Julia gehört zu einer dieser Protagonistinnen, bei denen nichts leichter fällt, als sich in sie hineinzuversetzen. Man teilt ihre Ansichten, ihre Gedanken. Es ist, weil sie realitätsnah und griffbereit sind, und je weiter man in das Buch vordringt, umso mehr werden dem Leser auch ihre Wünsche und Hoffnungen aufgedrängt. Kurz: Es ist, wie es in dem klassischen Buch sein sollte.
Das Cover empfinde ich in diesem Fall als unglücklich gewählt, weil Titel und Bild mehr auf eine schicksalhafte Liebes-, beziehungsweise Familiengeschichte setzen zu scheinen, anstatt den Kern des Buchs zu beleuchten. Wir haben es hier mit einer romanartigen Dystopie zu tun, die sich - soweit im Rahmen einer Apokalypse möglich - an unserer Realität orientiert. Und trotz allen Zukunftsängsten und Wissenschaftsspekulationen kommen im Vergleich zu anderen Dystopiepen die emotionalen Konflikte innerhalb einer Familie nicht zu kurz, sondern stellen ein Schlüsselelement der Geschichte dar. Man hätte dieses Buch auch ohne Apokalypse, Erdverlangsamung etc. schreiben können, und es wäre trotzdem ein gutes Buch gewesen. Genau das ist es, was den meisten Action- oder Fantasyromanen in ihrem Klassifikationsbereich abhanden kommt, und weshalb ich hier vier von fünf Sternen vergebe.

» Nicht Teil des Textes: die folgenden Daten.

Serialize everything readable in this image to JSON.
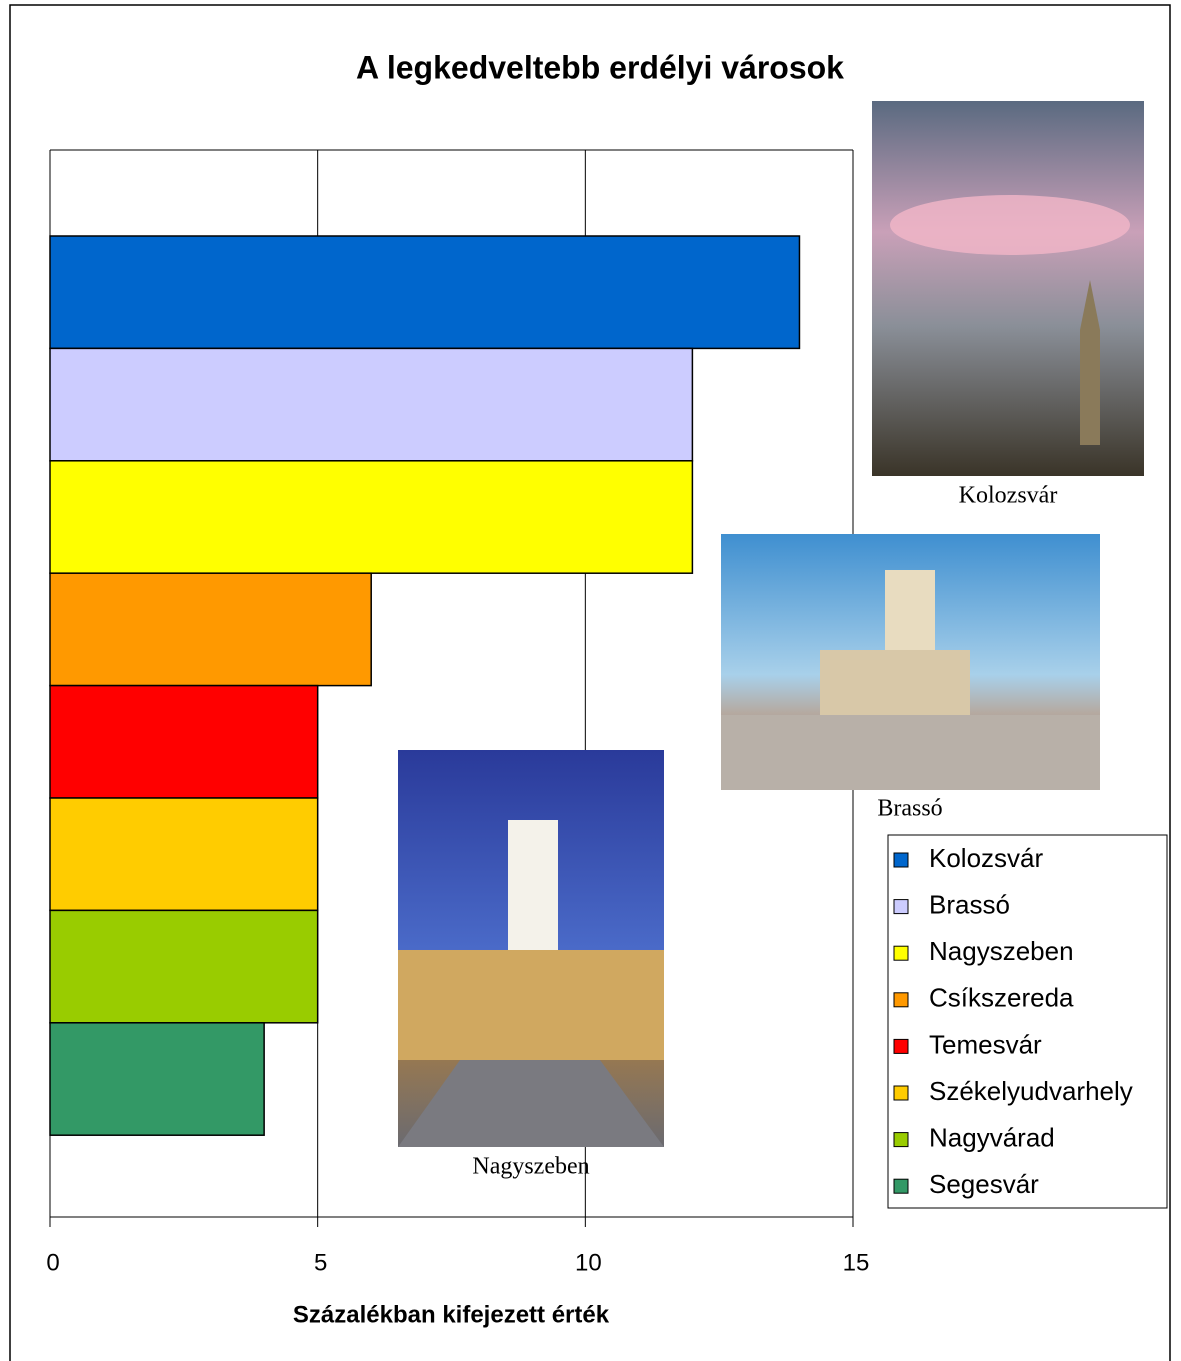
{
  "chart_data": {
    "type": "barh",
    "title": "A legkedveltebb erdélyi városok",
    "x_label": "Százalékban kifejezett érték",
    "categories": [
      "Kolozsvár",
      "Brassó",
      "Nagyszeben",
      "Csíkszereda",
      "Temesvár",
      "Székelyudvarhely",
      "Nagyvárad",
      "Segesvár"
    ],
    "values": [
      14,
      12,
      12,
      6,
      5,
      5,
      5,
      4
    ],
    "colors": [
      "#0066cc",
      "#ccccff",
      "#ffff00",
      "#ff9900",
      "#ff0000",
      "#ffcc00",
      "#99cc00",
      "#339966"
    ],
    "xlim": [
      0,
      15
    ],
    "xticks": [
      0,
      5,
      10,
      15
    ],
    "grid": true,
    "legend": "right",
    "annotations": [
      "Kolozsvár",
      "Brassó",
      "Nagyszeben"
    ]
  }
}
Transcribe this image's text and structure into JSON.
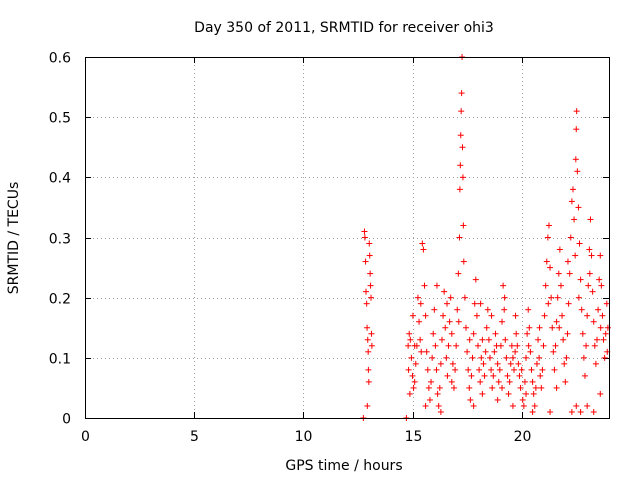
{
  "chart_data": {
    "type": "scatter",
    "title": "Day 350 of 2011, SRMTID for receiver ohi3",
    "xlabel": "GPS time / hours",
    "ylabel": "SRMTID / TECUs",
    "xlim": [
      0,
      24
    ],
    "ylim": [
      0,
      0.6
    ],
    "xticks": [
      0,
      5,
      10,
      15,
      20
    ],
    "yticks": [
      0,
      0.1,
      0.2,
      0.3,
      0.4,
      0.5,
      0.6
    ],
    "ytick_labels": [
      "0",
      "0.1",
      "0.2",
      "0.3",
      "0.4",
      "0.5",
      "0.6"
    ],
    "grid": true,
    "marker": "+",
    "color": "#ff0000",
    "series": [
      {
        "name": "SRMTID",
        "points": [
          [
            12.75,
            0.0
          ],
          [
            14.72,
            0.0
          ],
          [
            12.8,
            0.31
          ],
          [
            12.82,
            0.3
          ],
          [
            12.85,
            0.26
          ],
          [
            12.87,
            0.21
          ],
          [
            12.9,
            0.19
          ],
          [
            12.92,
            0.15
          ],
          [
            12.95,
            0.13
          ],
          [
            12.97,
            0.11
          ],
          [
            12.98,
            0.08
          ],
          [
            13.0,
            0.06
          ],
          [
            12.93,
            0.02
          ],
          [
            13.02,
            0.29
          ],
          [
            13.04,
            0.27
          ],
          [
            13.06,
            0.24
          ],
          [
            13.08,
            0.22
          ],
          [
            13.1,
            0.2
          ],
          [
            13.12,
            0.14
          ],
          [
            13.14,
            0.12
          ],
          [
            14.8,
            0.12
          ],
          [
            14.85,
            0.14
          ],
          [
            14.9,
            0.13
          ],
          [
            14.95,
            0.1
          ],
          [
            15.0,
            0.07
          ],
          [
            15.05,
            0.05
          ],
          [
            15.1,
            0.06
          ],
          [
            15.15,
            0.09
          ],
          [
            15.2,
            0.12
          ],
          [
            15.25,
            0.2
          ],
          [
            15.3,
            0.16
          ],
          [
            15.35,
            0.13
          ],
          [
            15.4,
            0.11
          ],
          [
            15.45,
            0.29
          ],
          [
            15.5,
            0.28
          ],
          [
            15.55,
            0.22
          ],
          [
            15.6,
            0.17
          ],
          [
            15.65,
            0.11
          ],
          [
            15.7,
            0.08
          ],
          [
            15.75,
            0.05
          ],
          [
            15.8,
            0.03
          ],
          [
            15.85,
            0.06
          ],
          [
            15.9,
            0.1
          ],
          [
            15.95,
            0.14
          ],
          [
            16.0,
            0.18
          ],
          [
            16.05,
            0.12
          ],
          [
            16.1,
            0.08
          ],
          [
            16.15,
            0.04
          ],
          [
            16.2,
            0.02
          ],
          [
            16.25,
            0.05
          ],
          [
            16.3,
            0.09
          ],
          [
            16.35,
            0.13
          ],
          [
            16.4,
            0.17
          ],
          [
            16.45,
            0.21
          ],
          [
            16.5,
            0.15
          ],
          [
            16.55,
            0.1
          ],
          [
            16.6,
            0.07
          ],
          [
            16.65,
            0.12
          ],
          [
            16.7,
            0.16
          ],
          [
            16.75,
            0.2
          ],
          [
            16.8,
            0.14
          ],
          [
            16.85,
            0.09
          ],
          [
            16.9,
            0.05
          ],
          [
            16.95,
            0.08
          ],
          [
            17.0,
            0.12
          ],
          [
            17.05,
            0.18
          ],
          [
            17.1,
            0.24
          ],
          [
            17.15,
            0.3
          ],
          [
            17.17,
            0.38
          ],
          [
            17.19,
            0.42
          ],
          [
            17.21,
            0.47
          ],
          [
            17.23,
            0.51
          ],
          [
            17.25,
            0.54
          ],
          [
            17.27,
            0.6
          ],
          [
            17.29,
            0.45
          ],
          [
            17.31,
            0.4
          ],
          [
            17.33,
            0.32
          ],
          [
            17.35,
            0.26
          ],
          [
            17.4,
            0.2
          ],
          [
            17.45,
            0.15
          ],
          [
            17.5,
            0.11
          ],
          [
            17.55,
            0.08
          ],
          [
            17.6,
            0.05
          ],
          [
            17.65,
            0.03
          ],
          [
            17.7,
            0.07
          ],
          [
            17.75,
            0.1
          ],
          [
            17.8,
            0.14
          ],
          [
            17.85,
            0.19
          ],
          [
            17.9,
            0.23
          ],
          [
            17.95,
            0.17
          ],
          [
            18.0,
            0.12
          ],
          [
            18.05,
            0.08
          ],
          [
            18.1,
            0.06
          ],
          [
            18.15,
            0.1
          ],
          [
            18.2,
            0.13
          ],
          [
            18.25,
            0.09
          ],
          [
            18.3,
            0.07
          ],
          [
            18.35,
            0.11
          ],
          [
            18.4,
            0.15
          ],
          [
            18.45,
            0.18
          ],
          [
            18.5,
            0.13
          ],
          [
            18.55,
            0.1
          ],
          [
            18.6,
            0.08
          ],
          [
            18.65,
            0.05
          ],
          [
            18.7,
            0.07
          ],
          [
            18.75,
            0.11
          ],
          [
            18.8,
            0.14
          ],
          [
            18.85,
            0.12
          ],
          [
            18.9,
            0.09
          ],
          [
            18.95,
            0.06
          ],
          [
            19.0,
            0.08
          ],
          [
            19.05,
            0.12
          ],
          [
            19.1,
            0.16
          ],
          [
            19.15,
            0.22
          ],
          [
            19.2,
            0.18
          ],
          [
            19.25,
            0.13
          ],
          [
            19.3,
            0.1
          ],
          [
            19.35,
            0.07
          ],
          [
            19.4,
            0.04
          ],
          [
            19.45,
            0.06
          ],
          [
            19.5,
            0.09
          ],
          [
            19.55,
            0.12
          ],
          [
            19.6,
            0.1
          ],
          [
            19.65,
            0.08
          ],
          [
            19.7,
            0.11
          ],
          [
            19.75,
            0.14
          ],
          [
            19.8,
            0.12
          ],
          [
            19.85,
            0.09
          ],
          [
            19.9,
            0.07
          ],
          [
            19.95,
            0.05
          ],
          [
            20.0,
            0.08
          ],
          [
            20.05,
            0.03
          ],
          [
            20.1,
            0.02
          ],
          [
            20.15,
            0.06
          ],
          [
            20.2,
            0.1
          ],
          [
            20.25,
            0.14
          ],
          [
            20.3,
            0.18
          ],
          [
            20.35,
            0.15
          ],
          [
            20.4,
            0.11
          ],
          [
            20.45,
            0.08
          ],
          [
            20.5,
            0.06
          ],
          [
            20.55,
            0.04
          ],
          [
            20.6,
            0.02
          ],
          [
            20.65,
            0.05
          ],
          [
            20.7,
            0.09
          ],
          [
            20.75,
            0.13
          ],
          [
            20.8,
            0.1
          ],
          [
            20.85,
            0.07
          ],
          [
            20.9,
            0.05
          ],
          [
            20.95,
            0.08
          ],
          [
            21.0,
            0.12
          ],
          [
            21.05,
            0.17
          ],
          [
            21.1,
            0.22
          ],
          [
            21.15,
            0.26
          ],
          [
            21.2,
            0.3
          ],
          [
            21.25,
            0.32
          ],
          [
            21.3,
            0.25
          ],
          [
            21.35,
            0.2
          ],
          [
            21.4,
            0.15
          ],
          [
            21.45,
            0.11
          ],
          [
            21.5,
            0.08
          ],
          [
            21.55,
            0.12
          ],
          [
            21.6,
            0.16
          ],
          [
            21.65,
            0.2
          ],
          [
            21.7,
            0.24
          ],
          [
            21.75,
            0.28
          ],
          [
            21.8,
            0.22
          ],
          [
            21.85,
            0.17
          ],
          [
            21.9,
            0.13
          ],
          [
            21.95,
            0.09
          ],
          [
            22.0,
            0.06
          ],
          [
            22.05,
            0.1
          ],
          [
            22.1,
            0.14
          ],
          [
            22.15,
            0.19
          ],
          [
            22.2,
            0.24
          ],
          [
            22.25,
            0.3
          ],
          [
            22.3,
            0.36
          ],
          [
            22.35,
            0.38
          ],
          [
            22.4,
            0.33
          ],
          [
            22.45,
            0.27
          ],
          [
            22.48,
            0.43
          ],
          [
            22.5,
            0.48
          ],
          [
            22.52,
            0.51
          ],
          [
            22.55,
            0.41
          ],
          [
            22.6,
            0.35
          ],
          [
            22.65,
            0.29
          ],
          [
            22.7,
            0.23
          ],
          [
            22.75,
            0.18
          ],
          [
            22.8,
            0.14
          ],
          [
            22.85,
            0.1
          ],
          [
            22.9,
            0.07
          ],
          [
            22.95,
            0.12
          ],
          [
            23.0,
            0.17
          ],
          [
            23.05,
            0.22
          ],
          [
            23.1,
            0.28
          ],
          [
            23.15,
            0.33
          ],
          [
            23.2,
            0.27
          ],
          [
            23.25,
            0.21
          ],
          [
            23.3,
            0.16
          ],
          [
            23.35,
            0.12
          ],
          [
            23.4,
            0.09
          ],
          [
            23.45,
            0.13
          ],
          [
            23.5,
            0.18
          ],
          [
            23.55,
            0.23
          ],
          [
            23.6,
            0.27
          ],
          [
            23.65,
            0.22
          ],
          [
            23.7,
            0.17
          ],
          [
            23.75,
            0.13
          ],
          [
            23.8,
            0.1
          ],
          [
            23.85,
            0.14
          ],
          [
            23.9,
            0.19
          ],
          [
            23.95,
            0.15
          ],
          [
            22.3,
            0.01
          ],
          [
            22.5,
            0.02
          ],
          [
            22.7,
            0.01
          ],
          [
            23.0,
            0.02
          ],
          [
            23.3,
            0.01
          ],
          [
            21.3,
            0.01
          ],
          [
            20.5,
            0.01
          ],
          [
            19.6,
            0.02
          ],
          [
            18.9,
            0.03
          ],
          [
            17.8,
            0.02
          ],
          [
            16.3,
            0.01
          ],
          [
            15.6,
            0.02
          ],
          [
            15.1,
            0.12
          ],
          [
            16.8,
            0.06
          ],
          [
            18.2,
            0.04
          ],
          [
            19.1,
            0.05
          ],
          [
            20.2,
            0.04
          ],
          [
            21.6,
            0.05
          ],
          [
            23.6,
            0.04
          ],
          [
            14.82,
            0.08
          ],
          [
            14.88,
            0.04
          ],
          [
            15.02,
            0.17
          ],
          [
            15.38,
            0.19
          ],
          [
            16.12,
            0.22
          ],
          [
            16.58,
            0.19
          ],
          [
            17.12,
            0.16
          ],
          [
            17.62,
            0.13
          ],
          [
            18.12,
            0.19
          ],
          [
            18.62,
            0.17
          ],
          [
            19.22,
            0.2
          ],
          [
            19.72,
            0.17
          ],
          [
            20.32,
            0.12
          ],
          [
            20.82,
            0.15
          ],
          [
            21.22,
            0.19
          ],
          [
            21.72,
            0.15
          ],
          [
            22.12,
            0.26
          ],
          [
            22.62,
            0.2
          ],
          [
            23.12,
            0.24
          ],
          [
            23.62,
            0.15
          ],
          [
            23.92,
            0.11
          ]
        ]
      }
    ]
  }
}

Der Erzählstil der Autorin behagte mir zuerst nicht, weil er mir zu einfach und schlicht aufgebaut war, aber mit den Seiten, die verflogen, gewöhnte ich mich daran. Indem sie Themen auf ihren Kern bringt, zeigt die Autorin, dass sie keine weitschweifigen Umschreibungen braucht, um Sätze miteinander zu verweben, und dass die schönsten Liebesgeschichten ohne große Worte sind.
Ich habe mich in diese Geschichte verliebt, obwohl ich es nicht vorhatte. Und dass das geht, zeigt die Autorin mit diesem Buch.